I do on-call for IT. We get a flat on-call rate, split between the team covering the rota. I think it's £12500 a year currently, split between 4 of us, and you get paid a 12th of your share each month. We are expected to respond within 15 minutes and if required, be on-site within 30 minutes. (There's more than one site, and we all live at least 40 minutes away from our closest because we all live close to the day office.
Most calls can be dealt with remotely, so this hasn't been an issue to date.)
We are expected to remain sober. We can travel if we can still be contactable and have access to log on remotely, so I can run the usual weekend errands, and I've been to a friend's party in the next town (I did have to log on during that one.) But I can't go and see my sister two hours away.
If we do more than half an hour of actual work, we can claim TOIL or overtime, but there's a preference for us to take time rather than money.
Our colleagues in the Netherlands (and how it worked in a previous job) was that you get a rate for each shift on call (overnight, or weekend/bank holiday day.) You got a payment for each call (around £5), and then they can claim for actual time worked. I prefer that way.
So for us, we are paid to be on-call, which compensates for our lives being restricted during an on-call week, and we get paid for actual work.
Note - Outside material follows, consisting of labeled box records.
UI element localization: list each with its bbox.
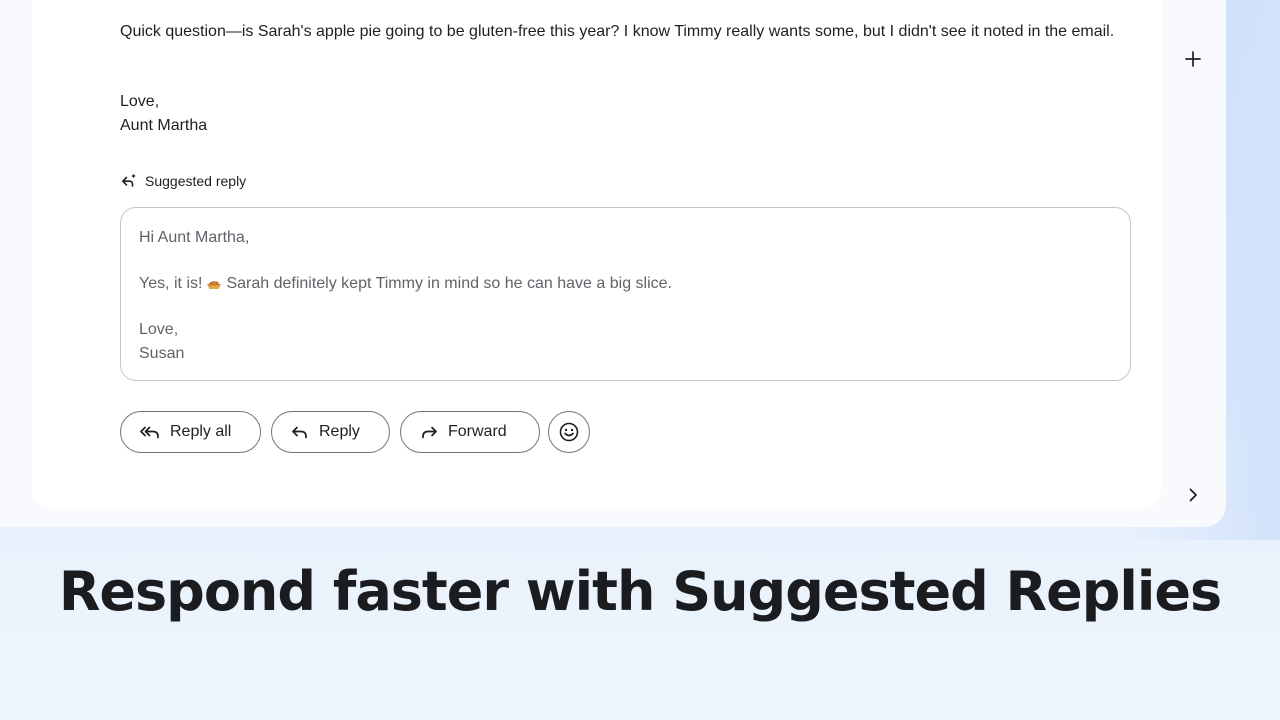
- suggested-body-end: Sarah definitely kept Timmy in mind so h…: [226, 275, 672, 292]
- email-signoff: Love, Aunt Martha: [120, 90, 1120, 137]
- smiley-icon: [558, 421, 580, 443]
- suggested-closing: Love,: [139, 321, 179, 338]
- reply-button[interactable]: Reply: [271, 411, 390, 453]
- reply-all-button[interactable]: Reply all: [120, 411, 261, 453]
- suggested-signoff: Love, Susan: [139, 318, 184, 365]
- reply-label: Reply: [319, 423, 360, 440]
- reply-all-icon: [139, 423, 161, 441]
- plus-icon[interactable]: [1181, 47, 1205, 71]
- suggested-greeting: Hi Aunt Martha,: [139, 229, 250, 246]
- reply-all-label: Reply all: [170, 423, 232, 440]
- mail-window: Quick question—is Sarah's apple pie goin…: [0, 0, 1226, 527]
- reply-icon: [290, 423, 310, 441]
- suggested-reply-header: Suggested reply: [120, 172, 246, 190]
- email-body-text: Quick question—is Sarah's apple pie goin…: [120, 23, 1115, 40]
- chevron-right-icon[interactable]: [1181, 483, 1205, 507]
- emoji-reaction-button[interactable]: [548, 411, 590, 453]
- caption-headline: Respond faster with Suggested Replies: [58, 560, 1222, 623]
- email-closing: Love,: [120, 93, 160, 110]
- sparkle-reply-icon: [120, 172, 138, 190]
- suggested-reply-label: Suggested reply: [145, 173, 247, 189]
- suggested-reply-box[interactable]: Hi Aunt Martha, Yes, it is! Sarah defini…: [120, 207, 1131, 381]
- suggested-body-start: Yes, it is!: [139, 275, 203, 292]
- suggested-signature: Susan: [139, 344, 185, 362]
- pie-emoji: [206, 276, 222, 292]
- forward-icon: [419, 423, 439, 441]
- forward-button[interactable]: Forward: [400, 411, 540, 453]
- forward-label: Forward: [448, 423, 507, 440]
- email-signature: Aunt Martha: [120, 116, 208, 134]
- suggested-body: Yes, it is! Sarah definitely kept Timmy …: [139, 272, 672, 296]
There are occasionally bad shifts with a major outage, but hardware is much more resilient these days, and it's not like it was when I first started, and you could get several calls a night, and several bad shifts in a row.
I would definitely be complaining if I didn't feel I was fairly compensated for it, but currently, (shouldn't say this while I'm actually on-call,) we have it pretty easy these days. Obviously a completely different industry and type of duty, and therefore of limited use.
I agree that you are actually working and should be compensated. Also, as well as minimum wage, you should be allowed recovery time - we are allowed to go in late if we have a busy on-call shift. I think the working time directive says you should have 11 hours between shifts, but there could be some other wording to cover on-call, haven't read it in a while. If it's really that busy, it would make more sense to me to have someone cover it as an actual shift, but then they would have to pay an actual wage, not on-call rate.
If you're in a union, you should ask them.